Sul ruolo scatenante degli ambienti digitali si è scritto molto, quasi sempre senza chiare evidenze che non siano il senno di poi e un certo vago ecumenico buonsenso. Ogni volta l’analisi ha fatto il pendolo fra il ruolo liberatorio delle tecnologie (quello che Baricco sostiene qui) e quello coercitivo delle medesime tecnologie (come sostiene Mazzuccato in uno degli articoli di replica usciti sempre su Repubblica nei giorni successivi).

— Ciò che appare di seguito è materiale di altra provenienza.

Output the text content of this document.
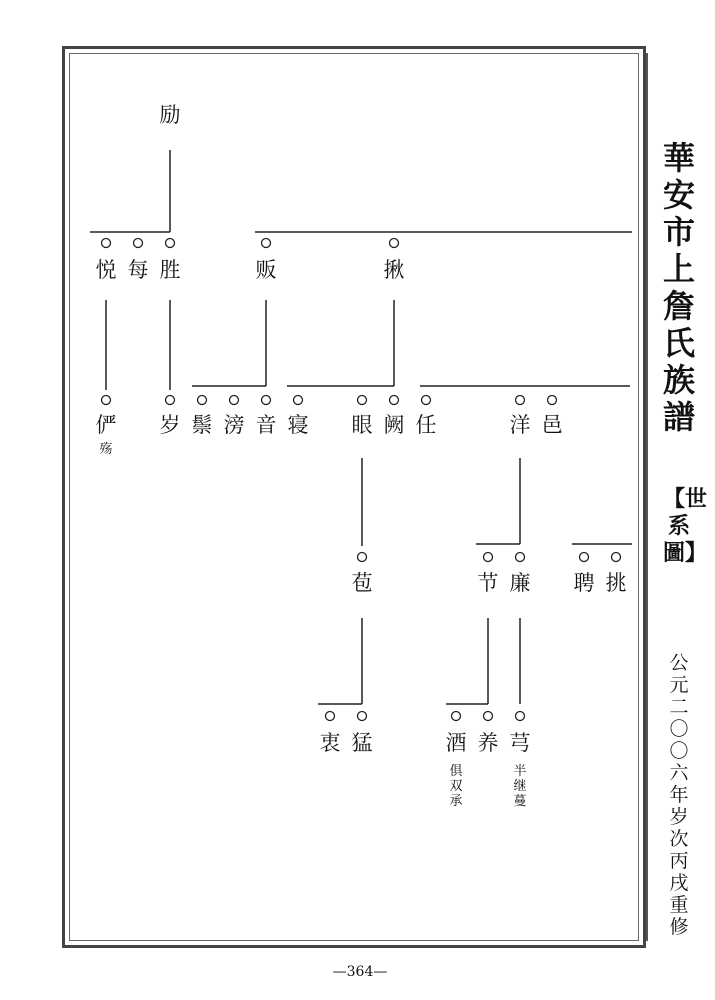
励
悦 每 胜	贩	揪
俨
殇
岁 鬃 滂 音 寝 眼 阙 任	洋 邑
苞	节 廉 聘 挑
衷 猛	酒
俱双承
养 芎
半继蔓
華安市上詹氏族譜
【世系圖】
公元二〇〇六年岁次丙戌重修
—364—
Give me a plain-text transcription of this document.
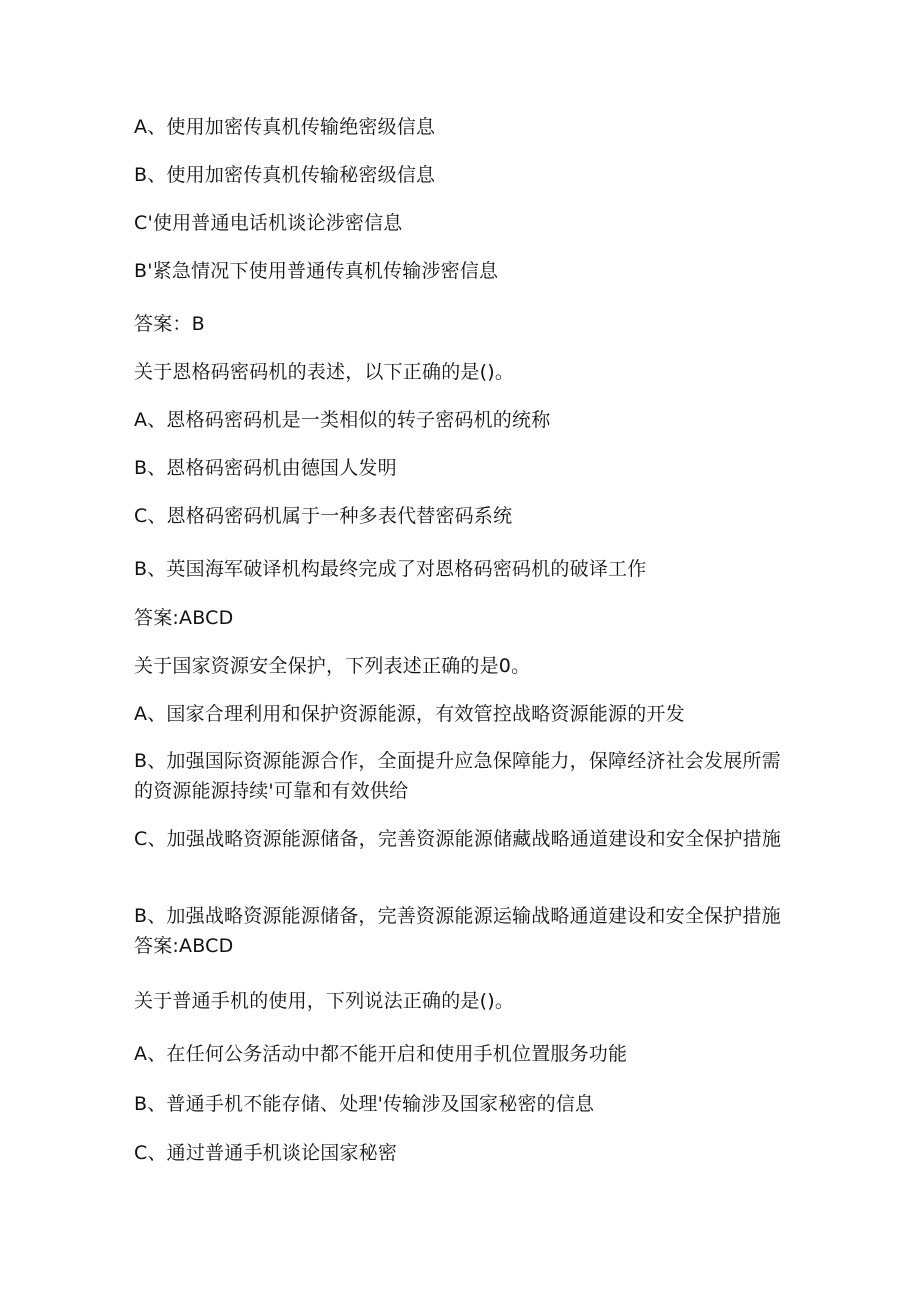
A、使用加密传真机传输绝密级信息
B、使用加密传真机传输秘密级信息
C'使用普通电话机谈论涉密信息
B'紧急情况下使用普通传真机传输涉密信息
答案：B
关于恩格码密码机的表述，以下正确的是()。
A、恩格码密码机是一类相似的转子密码机的统称
B、恩格码密码机由德国人发明
C、恩格码密码机属于一种多表代替密码系统
B、英国海军破译机构最终完成了对恩格码密码机的破译工作
答案:ABCD
关于国家资源安全保护，下列表述正确的是0。
A、国家合理利用和保护资源能源，有效管控战略资源能源的开发
B、加强国际资源能源合作，全面提升应急保障能力，保障经济社会发展所需的资源能源持续'可靠和有效供给
C、加强战略资源能源储备，完善资源能源储藏战略通道建设和安全保护措施
B、加强战略资源能源储备，完善资源能源运输战略通道建设和安全保护措施答案:ABCD
关于普通手机的使用，下列说法正确的是()。
A、在任何公务活动中都不能开启和使用手机位置服务功能
B、普通手机不能存储、处理'传输涉及国家秘密的信息
C、通过普通手机谈论国家秘密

Come sempre vi saranno argomenti più o meno solidi per sostenere entrambe le posizioni e sarà (sarebbe) comunque necessario aggiungere alcune specificazioni geografiche, visto che il ruolo delle piattaforme digitali in Italia, in Tunisia o in USA, per ovvie ragioni demografiche e culturali, non potrà in nessuna maniera essere omogeneo…..

Ed è un peccato che per amore di polemica e per personale superbia non ci si riunisca tutti attorno alle conclusioni che Baricco dedica alla sua disanima. Una conclusione che resta idonea qualsiasi idea noi si abbia di quello che sta accadendo.

Servono cultura ed educazione, scrive.
Servirà “non smettere di leggere libri, tutti, fino a quando l’immagine di una nave piena di profughi e senza un porto sarà un’immagine che ci fa vomitare.”